Quoi, il me trouve déjà grosse ?


-Tu m’as demandé tout à l’heure, s’il y avait des salles de sport. Tu te souviens ? Il s'explique, comme s’il avait lu dans mes pensées.

-Ah ouais, c’est vrai. Merci pour l’info.

-Cette fois-ci, j’y vais. Il lance en pivotant et s’éloignant de la table pour de bon.


Je termine mon pain au chocolat, puis m’attaque aux viennoiseries que mon père a laissé, pour ne pas faire de gâchis, puis je prends le temps de digérer avant d’appeler ma mère.

Autant mon père a paru étonné face à mes propos sur ma vision de la gestion des conflits dans les familles séparées ayant des enfants, autant je sais que pour ma mère, il faudra bien plus que quelques mots bien pensés.

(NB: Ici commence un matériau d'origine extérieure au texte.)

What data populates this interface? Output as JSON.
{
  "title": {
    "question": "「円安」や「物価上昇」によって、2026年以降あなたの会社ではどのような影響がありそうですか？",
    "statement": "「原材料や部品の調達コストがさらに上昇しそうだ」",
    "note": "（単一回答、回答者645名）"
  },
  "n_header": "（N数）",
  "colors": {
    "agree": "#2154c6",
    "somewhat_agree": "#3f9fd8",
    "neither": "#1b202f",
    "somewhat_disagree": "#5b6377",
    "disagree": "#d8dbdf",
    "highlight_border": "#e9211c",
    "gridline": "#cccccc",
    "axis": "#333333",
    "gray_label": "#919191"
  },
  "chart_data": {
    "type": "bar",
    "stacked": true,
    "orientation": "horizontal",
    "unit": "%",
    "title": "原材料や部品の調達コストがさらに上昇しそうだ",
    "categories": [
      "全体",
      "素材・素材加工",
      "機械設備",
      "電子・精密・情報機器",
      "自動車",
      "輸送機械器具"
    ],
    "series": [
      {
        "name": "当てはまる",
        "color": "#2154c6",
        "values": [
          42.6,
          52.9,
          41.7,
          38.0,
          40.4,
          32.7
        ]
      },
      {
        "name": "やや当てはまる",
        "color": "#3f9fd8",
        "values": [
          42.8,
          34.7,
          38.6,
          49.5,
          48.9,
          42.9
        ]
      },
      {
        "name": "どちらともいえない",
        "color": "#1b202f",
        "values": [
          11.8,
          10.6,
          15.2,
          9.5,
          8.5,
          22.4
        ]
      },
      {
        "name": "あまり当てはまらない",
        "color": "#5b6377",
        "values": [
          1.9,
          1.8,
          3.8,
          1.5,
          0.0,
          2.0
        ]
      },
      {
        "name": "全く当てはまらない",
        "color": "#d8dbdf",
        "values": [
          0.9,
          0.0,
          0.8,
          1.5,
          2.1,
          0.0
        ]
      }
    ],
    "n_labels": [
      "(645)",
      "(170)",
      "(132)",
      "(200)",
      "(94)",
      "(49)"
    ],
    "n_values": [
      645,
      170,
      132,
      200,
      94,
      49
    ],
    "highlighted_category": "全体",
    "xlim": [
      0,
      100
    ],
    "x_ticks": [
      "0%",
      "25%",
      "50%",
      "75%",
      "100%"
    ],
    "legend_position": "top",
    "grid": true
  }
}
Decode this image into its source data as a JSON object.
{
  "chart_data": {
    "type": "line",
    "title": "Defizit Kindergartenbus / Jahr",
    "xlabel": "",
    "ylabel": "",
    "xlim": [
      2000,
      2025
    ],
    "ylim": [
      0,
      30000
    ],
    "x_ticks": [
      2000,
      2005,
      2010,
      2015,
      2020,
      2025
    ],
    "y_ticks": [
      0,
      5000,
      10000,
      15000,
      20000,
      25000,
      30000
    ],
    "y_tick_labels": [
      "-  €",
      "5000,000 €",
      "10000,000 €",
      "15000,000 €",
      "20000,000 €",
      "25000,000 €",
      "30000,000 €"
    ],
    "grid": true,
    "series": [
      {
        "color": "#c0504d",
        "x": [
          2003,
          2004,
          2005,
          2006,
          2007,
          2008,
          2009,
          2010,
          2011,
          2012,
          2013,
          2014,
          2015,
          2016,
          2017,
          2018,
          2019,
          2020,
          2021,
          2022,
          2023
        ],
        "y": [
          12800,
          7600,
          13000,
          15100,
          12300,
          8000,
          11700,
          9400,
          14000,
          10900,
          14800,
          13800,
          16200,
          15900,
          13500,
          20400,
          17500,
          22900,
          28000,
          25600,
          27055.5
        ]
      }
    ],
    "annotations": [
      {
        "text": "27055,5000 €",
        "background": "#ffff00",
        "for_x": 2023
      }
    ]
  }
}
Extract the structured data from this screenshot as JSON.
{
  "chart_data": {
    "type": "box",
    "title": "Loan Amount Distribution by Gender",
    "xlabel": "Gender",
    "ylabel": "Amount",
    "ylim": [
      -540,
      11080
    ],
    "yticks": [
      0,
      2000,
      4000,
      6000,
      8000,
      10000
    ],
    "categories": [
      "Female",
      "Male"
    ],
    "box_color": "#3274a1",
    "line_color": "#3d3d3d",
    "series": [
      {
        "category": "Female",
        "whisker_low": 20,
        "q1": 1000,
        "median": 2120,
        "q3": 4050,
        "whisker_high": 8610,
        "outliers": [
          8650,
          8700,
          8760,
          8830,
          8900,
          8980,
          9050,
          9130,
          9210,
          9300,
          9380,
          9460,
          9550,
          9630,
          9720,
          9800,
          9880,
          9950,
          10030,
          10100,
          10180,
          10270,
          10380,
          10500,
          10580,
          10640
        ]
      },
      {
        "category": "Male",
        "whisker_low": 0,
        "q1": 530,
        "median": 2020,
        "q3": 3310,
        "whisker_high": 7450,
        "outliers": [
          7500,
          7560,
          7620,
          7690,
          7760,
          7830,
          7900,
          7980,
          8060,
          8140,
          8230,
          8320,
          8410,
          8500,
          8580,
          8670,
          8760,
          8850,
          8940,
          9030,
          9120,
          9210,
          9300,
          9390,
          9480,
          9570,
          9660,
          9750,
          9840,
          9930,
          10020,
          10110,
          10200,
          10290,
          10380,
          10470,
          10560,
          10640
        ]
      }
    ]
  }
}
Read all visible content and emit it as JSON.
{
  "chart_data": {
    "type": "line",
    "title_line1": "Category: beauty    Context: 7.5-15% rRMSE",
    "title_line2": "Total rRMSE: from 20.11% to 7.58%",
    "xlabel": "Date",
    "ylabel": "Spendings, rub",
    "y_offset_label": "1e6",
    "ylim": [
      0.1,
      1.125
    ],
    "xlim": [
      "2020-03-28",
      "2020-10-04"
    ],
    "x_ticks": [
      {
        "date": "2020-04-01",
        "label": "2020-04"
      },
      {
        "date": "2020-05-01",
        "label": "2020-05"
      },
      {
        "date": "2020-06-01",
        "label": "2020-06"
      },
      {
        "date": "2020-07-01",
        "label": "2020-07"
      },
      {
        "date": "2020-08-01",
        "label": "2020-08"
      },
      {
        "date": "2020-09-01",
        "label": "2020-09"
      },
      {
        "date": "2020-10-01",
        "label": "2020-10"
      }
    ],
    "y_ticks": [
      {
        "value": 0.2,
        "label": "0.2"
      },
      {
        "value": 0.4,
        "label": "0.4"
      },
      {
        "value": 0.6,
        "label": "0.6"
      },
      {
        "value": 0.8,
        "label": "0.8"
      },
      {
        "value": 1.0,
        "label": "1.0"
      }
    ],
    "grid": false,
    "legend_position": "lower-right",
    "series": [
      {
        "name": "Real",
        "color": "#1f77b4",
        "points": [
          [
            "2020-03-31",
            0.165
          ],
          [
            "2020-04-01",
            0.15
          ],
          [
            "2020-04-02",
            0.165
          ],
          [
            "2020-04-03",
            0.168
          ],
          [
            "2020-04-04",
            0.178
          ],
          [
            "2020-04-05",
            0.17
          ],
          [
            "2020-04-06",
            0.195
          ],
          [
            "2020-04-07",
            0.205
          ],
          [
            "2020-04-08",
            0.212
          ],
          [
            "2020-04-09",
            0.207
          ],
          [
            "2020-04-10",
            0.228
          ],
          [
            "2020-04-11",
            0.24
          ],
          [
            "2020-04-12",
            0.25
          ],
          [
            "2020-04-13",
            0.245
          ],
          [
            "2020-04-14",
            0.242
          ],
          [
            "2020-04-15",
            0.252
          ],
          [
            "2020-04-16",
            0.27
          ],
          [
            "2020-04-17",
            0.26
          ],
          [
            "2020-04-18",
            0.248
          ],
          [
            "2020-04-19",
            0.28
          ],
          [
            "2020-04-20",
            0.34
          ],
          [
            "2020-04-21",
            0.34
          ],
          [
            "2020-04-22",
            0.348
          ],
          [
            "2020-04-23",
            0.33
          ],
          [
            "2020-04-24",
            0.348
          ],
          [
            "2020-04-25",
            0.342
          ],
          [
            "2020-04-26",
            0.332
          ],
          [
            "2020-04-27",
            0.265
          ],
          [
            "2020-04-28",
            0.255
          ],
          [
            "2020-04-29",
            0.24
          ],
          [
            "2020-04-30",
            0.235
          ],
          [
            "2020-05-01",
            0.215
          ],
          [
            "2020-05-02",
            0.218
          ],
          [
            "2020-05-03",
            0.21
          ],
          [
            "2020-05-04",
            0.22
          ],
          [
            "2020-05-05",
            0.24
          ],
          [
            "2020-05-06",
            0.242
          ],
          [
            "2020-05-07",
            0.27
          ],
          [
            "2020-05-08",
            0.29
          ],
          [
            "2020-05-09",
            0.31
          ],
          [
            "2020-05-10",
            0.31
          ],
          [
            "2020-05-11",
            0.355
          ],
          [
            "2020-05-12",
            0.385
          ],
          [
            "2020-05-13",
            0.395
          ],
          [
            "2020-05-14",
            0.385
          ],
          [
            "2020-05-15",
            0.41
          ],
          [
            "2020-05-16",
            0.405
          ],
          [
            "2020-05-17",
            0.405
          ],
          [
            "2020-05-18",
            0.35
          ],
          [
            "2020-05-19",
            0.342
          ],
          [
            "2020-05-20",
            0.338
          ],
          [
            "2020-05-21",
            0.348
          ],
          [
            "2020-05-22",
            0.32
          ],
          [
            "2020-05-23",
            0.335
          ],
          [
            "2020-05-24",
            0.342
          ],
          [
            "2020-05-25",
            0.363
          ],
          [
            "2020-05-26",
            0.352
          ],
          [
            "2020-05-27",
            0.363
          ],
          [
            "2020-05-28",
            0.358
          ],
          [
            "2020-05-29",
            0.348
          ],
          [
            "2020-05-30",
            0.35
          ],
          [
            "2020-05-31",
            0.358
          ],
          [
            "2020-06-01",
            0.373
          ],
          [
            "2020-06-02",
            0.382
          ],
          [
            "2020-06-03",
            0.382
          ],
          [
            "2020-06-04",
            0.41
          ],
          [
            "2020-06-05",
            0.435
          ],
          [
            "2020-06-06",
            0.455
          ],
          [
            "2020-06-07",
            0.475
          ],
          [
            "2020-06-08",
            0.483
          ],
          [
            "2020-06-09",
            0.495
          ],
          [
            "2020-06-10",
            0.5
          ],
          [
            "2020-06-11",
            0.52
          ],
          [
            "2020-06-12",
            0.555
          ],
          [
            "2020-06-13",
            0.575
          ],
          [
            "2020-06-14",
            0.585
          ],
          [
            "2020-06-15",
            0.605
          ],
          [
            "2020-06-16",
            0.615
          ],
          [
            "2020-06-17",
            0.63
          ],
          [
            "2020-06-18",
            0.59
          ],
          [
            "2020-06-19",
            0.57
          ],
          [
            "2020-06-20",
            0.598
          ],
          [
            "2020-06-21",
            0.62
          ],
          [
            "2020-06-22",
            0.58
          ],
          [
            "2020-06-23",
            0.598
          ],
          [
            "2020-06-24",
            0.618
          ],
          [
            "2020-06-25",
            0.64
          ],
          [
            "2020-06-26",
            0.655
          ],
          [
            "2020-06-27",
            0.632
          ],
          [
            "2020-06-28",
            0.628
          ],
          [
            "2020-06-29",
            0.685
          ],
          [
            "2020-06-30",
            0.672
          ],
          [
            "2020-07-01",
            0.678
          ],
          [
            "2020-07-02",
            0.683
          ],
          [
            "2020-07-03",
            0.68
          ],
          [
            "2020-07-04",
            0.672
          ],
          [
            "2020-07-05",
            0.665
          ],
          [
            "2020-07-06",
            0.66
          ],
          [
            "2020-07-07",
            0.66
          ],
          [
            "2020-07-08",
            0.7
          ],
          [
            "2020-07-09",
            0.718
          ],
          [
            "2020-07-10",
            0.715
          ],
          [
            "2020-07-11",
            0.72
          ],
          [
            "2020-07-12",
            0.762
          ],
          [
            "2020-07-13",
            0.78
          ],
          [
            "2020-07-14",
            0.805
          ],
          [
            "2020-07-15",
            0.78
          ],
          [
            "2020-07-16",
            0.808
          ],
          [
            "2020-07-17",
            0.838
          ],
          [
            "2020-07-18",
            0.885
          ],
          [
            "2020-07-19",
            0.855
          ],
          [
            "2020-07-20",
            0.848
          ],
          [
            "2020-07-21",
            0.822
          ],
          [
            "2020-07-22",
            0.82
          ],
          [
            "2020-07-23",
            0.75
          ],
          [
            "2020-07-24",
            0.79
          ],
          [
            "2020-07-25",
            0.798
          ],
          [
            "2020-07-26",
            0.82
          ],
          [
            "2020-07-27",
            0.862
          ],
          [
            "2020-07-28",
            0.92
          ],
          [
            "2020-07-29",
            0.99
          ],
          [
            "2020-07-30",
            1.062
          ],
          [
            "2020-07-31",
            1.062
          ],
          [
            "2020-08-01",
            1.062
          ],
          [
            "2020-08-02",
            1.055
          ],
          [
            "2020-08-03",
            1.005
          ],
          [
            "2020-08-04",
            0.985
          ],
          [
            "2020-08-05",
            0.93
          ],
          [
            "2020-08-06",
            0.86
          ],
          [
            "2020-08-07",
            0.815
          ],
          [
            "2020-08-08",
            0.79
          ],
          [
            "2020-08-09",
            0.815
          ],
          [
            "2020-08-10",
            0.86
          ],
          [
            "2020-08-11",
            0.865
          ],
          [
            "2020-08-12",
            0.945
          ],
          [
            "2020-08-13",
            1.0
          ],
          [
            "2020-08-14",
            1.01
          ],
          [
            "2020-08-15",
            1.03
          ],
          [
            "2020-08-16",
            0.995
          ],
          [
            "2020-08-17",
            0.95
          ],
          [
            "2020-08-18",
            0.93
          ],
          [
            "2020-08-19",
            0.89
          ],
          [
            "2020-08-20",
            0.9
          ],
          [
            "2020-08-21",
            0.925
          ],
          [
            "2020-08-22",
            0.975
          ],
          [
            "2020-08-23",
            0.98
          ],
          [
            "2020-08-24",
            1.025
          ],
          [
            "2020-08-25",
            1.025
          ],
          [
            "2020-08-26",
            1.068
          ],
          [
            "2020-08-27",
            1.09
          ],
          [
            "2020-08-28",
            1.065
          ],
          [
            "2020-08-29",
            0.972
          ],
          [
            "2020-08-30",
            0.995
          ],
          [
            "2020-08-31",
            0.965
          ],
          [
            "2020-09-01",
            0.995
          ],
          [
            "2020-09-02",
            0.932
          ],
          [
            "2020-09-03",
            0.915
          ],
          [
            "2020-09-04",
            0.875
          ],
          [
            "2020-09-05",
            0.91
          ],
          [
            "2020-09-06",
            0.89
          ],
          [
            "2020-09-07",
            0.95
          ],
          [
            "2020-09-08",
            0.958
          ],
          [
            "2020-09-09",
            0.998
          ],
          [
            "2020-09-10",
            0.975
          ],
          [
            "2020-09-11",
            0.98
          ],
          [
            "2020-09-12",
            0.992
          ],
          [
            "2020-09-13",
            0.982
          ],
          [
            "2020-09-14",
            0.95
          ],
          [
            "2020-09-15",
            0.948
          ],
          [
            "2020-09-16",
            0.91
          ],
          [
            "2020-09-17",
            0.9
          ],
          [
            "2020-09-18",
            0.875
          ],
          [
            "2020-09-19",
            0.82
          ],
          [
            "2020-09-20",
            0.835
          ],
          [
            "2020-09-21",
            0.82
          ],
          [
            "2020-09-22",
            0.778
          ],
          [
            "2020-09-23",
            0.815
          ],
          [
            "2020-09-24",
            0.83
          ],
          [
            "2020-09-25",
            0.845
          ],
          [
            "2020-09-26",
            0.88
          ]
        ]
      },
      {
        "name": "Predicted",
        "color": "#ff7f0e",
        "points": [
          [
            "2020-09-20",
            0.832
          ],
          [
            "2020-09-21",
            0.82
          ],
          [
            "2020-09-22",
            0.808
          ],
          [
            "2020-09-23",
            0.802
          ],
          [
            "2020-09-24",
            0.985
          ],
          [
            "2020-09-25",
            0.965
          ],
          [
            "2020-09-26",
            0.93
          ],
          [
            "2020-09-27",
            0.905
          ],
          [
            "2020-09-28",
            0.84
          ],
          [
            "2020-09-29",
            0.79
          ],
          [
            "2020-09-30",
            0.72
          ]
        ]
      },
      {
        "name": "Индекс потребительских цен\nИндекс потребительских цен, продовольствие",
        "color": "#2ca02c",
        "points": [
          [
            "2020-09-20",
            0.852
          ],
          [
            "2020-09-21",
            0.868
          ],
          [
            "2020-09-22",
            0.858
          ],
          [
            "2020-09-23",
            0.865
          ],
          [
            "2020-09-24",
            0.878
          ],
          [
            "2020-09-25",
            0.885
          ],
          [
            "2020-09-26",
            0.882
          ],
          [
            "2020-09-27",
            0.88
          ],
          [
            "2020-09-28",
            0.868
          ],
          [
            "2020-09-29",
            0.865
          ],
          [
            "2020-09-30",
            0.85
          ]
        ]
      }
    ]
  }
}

Je vais sur mon Whatsapp et sélectionne son profil avant de cliquer l'icone téléphone. Elle décroche au bout de deux sonneries.


-Germaine, tu peux m’expliquer pourquoi Johnny n’a pas de tes nouvelles ? Où as-tu passé la nuit ? 

-Bonjour maman ! Comment vas-tu ? Tu as passé une bonne nuit ?Ah ouais moi aussi !

-Ah qui es-tu en train de parler ? Elle me demande sur un ton ferme.


Je me calme de suite. Je sais pas comment j’ai fait pour oublier l’espace d’une minute que j’avais ma mère au téléphone. Celle qui est capable de se prendre un billet pour venir me fiche une correction même à quarante ans. 


-Je te prie de m’excuser. Je dis d’une petite voix.

-Où as-tu passé la nuit ? Elle me demande sur un ton devenu tranchant.

-A l’hôtel, comme c’était convenu à la base. Je me suis arrangée avec papa. 


Je l’entends soupirer à plusieurs reprises à l’autre bout du fil avant de me dire avec plus de douceur dans la voix.


-....après ce qu’il s’est passé hier, je préférerais vraiment que tu ailles chez ton oncle. Je ne suis pas à tes côtés, je ne suis pas en mesure de t’intervenir dans l’immédiat s’il venait à t’arriver quelques choses. Si tu allais chez ton oncle je me sentirai beaucoup plus en sécurité.


Oh que c’est moche ! Ouh c’est même très moche ça ! La voilà qui joue la carte de la sensibilité pour m’amadouer. Elle m’expose de long en large et en travers les motifs de ses craintes, de ses peurs en extrapolant à mort -je vois maintenant d’où je tiens ça - avant de se mettre à renifler et me demander  une nouvelle fois de rejoindre le domicile de mon oncle.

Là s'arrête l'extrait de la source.